Court Opinion

ID: 9635281
Source: CourtListenerOpinion
Date Created: 2023-08-22 13:45:05.965587+00
Date Added: 2024-06-11T18:09:22.870382
License: Public Domain

HUTCHINSON, Justice,
dissenting.
I dissent. Common Pleas’ order barring appellants’ new matter is in practical effect a final order and, therefore, appellate review is proper. I recognize that no appeal will lie to this Court from an interlocutory order unless otherwise expressly permitted by statute. Stevenson v. General Motors, 513 Pa. 411, 521 A.2d 413 (1987). However, in determining whether an order is final, we should look beyond the technical effect of the adjudication to its practical ramifications. T.C.R. Realty, Inc. v. Cox, 472 Pa. 331, 337, 372 A.2d 721, 724 (1977). Although the appellants are not technically “out of court” since they still must appear at trial before the court below, the practical effect of the discovery sanction is to deprive them of an opportunity to present their defenses to appellee’s libel action against them. Appellants’ new matter raised seven affirmative defenses to appellee’s libel claim. Striking their new matter deprives them of the opportunity to assert or prove matters essential to an effective defense of a libel action, including the constitutionally protected defenses of truth and privilege under the Pennsylvania Constitution. The sanction order precludes appellants from contesting the merits of appellee’s claim.
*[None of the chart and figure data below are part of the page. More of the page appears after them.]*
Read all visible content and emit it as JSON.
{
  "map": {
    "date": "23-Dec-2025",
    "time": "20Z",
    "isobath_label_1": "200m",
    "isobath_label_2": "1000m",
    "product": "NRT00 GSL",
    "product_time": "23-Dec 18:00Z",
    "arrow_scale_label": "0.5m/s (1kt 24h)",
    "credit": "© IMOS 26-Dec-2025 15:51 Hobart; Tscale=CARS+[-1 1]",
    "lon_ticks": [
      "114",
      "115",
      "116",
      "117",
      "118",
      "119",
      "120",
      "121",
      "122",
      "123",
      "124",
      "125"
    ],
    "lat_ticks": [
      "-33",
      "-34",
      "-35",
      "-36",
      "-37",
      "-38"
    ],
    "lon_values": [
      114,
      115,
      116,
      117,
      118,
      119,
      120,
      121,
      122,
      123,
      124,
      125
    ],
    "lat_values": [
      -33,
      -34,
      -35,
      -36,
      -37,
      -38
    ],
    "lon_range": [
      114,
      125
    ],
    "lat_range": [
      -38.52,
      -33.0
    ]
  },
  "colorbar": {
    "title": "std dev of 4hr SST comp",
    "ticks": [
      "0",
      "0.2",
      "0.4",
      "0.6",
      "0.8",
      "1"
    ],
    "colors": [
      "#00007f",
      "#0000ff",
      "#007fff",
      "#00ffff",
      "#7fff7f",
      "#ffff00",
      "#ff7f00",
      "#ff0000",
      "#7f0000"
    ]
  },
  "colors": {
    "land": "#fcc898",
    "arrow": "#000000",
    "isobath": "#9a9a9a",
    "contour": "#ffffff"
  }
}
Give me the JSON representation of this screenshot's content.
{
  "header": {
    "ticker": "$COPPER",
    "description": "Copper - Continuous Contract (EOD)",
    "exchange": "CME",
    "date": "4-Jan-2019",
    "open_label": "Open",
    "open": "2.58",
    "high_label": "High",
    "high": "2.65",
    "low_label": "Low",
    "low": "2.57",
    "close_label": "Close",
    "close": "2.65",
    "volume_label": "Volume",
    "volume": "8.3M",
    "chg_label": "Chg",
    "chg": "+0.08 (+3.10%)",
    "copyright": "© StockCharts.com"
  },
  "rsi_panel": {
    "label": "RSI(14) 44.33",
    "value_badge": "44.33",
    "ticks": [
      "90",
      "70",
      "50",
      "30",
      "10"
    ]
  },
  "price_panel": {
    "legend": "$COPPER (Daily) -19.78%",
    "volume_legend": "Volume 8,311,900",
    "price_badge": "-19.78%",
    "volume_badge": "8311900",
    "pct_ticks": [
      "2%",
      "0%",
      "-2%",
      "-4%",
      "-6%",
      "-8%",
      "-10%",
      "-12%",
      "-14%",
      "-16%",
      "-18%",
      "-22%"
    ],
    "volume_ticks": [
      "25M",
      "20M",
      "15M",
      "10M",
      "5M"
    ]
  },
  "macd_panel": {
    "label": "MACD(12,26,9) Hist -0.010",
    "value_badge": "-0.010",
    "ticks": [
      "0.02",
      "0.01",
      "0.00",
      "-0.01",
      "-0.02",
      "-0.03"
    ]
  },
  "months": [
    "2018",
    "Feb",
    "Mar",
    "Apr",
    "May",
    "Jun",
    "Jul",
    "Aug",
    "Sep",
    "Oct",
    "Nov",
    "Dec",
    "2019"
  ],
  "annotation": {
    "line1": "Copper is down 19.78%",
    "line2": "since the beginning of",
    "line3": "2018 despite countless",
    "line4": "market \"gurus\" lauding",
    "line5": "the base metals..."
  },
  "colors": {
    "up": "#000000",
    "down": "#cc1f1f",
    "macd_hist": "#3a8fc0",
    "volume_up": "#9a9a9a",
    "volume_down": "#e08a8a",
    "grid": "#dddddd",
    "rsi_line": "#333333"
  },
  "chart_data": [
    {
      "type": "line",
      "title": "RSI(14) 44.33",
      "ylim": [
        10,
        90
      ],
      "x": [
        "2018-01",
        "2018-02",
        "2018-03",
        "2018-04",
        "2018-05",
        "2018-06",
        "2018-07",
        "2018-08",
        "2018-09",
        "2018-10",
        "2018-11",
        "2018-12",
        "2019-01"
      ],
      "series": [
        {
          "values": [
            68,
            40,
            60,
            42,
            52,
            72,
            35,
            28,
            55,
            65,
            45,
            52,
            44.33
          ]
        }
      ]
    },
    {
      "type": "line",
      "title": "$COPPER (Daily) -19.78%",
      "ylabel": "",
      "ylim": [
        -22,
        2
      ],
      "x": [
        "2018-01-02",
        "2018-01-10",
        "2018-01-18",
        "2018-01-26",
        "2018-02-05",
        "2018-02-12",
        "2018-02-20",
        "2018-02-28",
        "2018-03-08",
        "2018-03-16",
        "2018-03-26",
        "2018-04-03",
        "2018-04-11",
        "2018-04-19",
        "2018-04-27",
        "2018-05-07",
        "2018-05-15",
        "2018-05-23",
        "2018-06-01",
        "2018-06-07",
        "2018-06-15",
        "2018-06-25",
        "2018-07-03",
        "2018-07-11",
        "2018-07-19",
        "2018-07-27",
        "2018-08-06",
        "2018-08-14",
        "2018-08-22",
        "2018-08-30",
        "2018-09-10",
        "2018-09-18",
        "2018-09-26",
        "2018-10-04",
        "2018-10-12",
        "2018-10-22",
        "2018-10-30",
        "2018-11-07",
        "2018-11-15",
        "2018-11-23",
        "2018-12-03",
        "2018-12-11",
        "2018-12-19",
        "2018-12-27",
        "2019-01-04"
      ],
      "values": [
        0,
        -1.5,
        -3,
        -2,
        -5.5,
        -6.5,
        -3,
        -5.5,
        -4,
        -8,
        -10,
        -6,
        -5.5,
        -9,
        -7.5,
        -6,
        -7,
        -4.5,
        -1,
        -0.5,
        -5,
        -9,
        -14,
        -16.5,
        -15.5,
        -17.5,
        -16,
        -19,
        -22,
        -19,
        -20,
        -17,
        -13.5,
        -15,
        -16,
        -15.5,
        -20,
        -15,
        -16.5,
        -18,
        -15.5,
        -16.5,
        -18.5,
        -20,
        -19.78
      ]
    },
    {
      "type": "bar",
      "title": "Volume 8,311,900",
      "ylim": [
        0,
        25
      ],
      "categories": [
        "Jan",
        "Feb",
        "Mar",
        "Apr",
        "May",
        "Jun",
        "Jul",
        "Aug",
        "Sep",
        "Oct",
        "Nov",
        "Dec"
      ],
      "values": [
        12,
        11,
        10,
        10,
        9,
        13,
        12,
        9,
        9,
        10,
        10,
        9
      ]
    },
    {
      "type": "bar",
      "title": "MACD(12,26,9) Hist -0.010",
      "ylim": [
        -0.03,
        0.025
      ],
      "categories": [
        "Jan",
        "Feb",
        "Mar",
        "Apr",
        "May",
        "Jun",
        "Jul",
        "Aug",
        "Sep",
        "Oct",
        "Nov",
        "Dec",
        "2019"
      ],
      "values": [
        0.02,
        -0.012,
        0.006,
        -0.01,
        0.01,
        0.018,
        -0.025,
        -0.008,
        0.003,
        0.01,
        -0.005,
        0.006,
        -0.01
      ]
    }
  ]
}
Moreover, in Grota v. LaBocetta, 425 Pa. 620, 230 A.2d 206 (1967), we held that a trial court’s refusal to allow an amendment of defendants’ answer to include an affirmative defense was a final order and thus appealable. We reasoned that precluding the opportunity to amend to incorporate an affirmative defense put them out of court. The extreme sanction order entered here also deprives appel*54lants of the opportunity to assert affirmative defenses essential to vindication of free speech and public comment on official performance guaranteed by the First Amendment to the United States Constitution and Article 1, section 7 of the Pennsylvania Constitution. The order here is simply not analogous to the myriad interlocutory orders involving discovery. It denies appellants fundamental rights secured by the constitutions which govern us. While I agree that most discovery sanctions are not final and appealable, the sanction in this case effectively put the appellants out of court on a number of key defenses. Unless we overrule LaBocetta and its progeny, this discovery sanction is a fortiori a final order and appealable.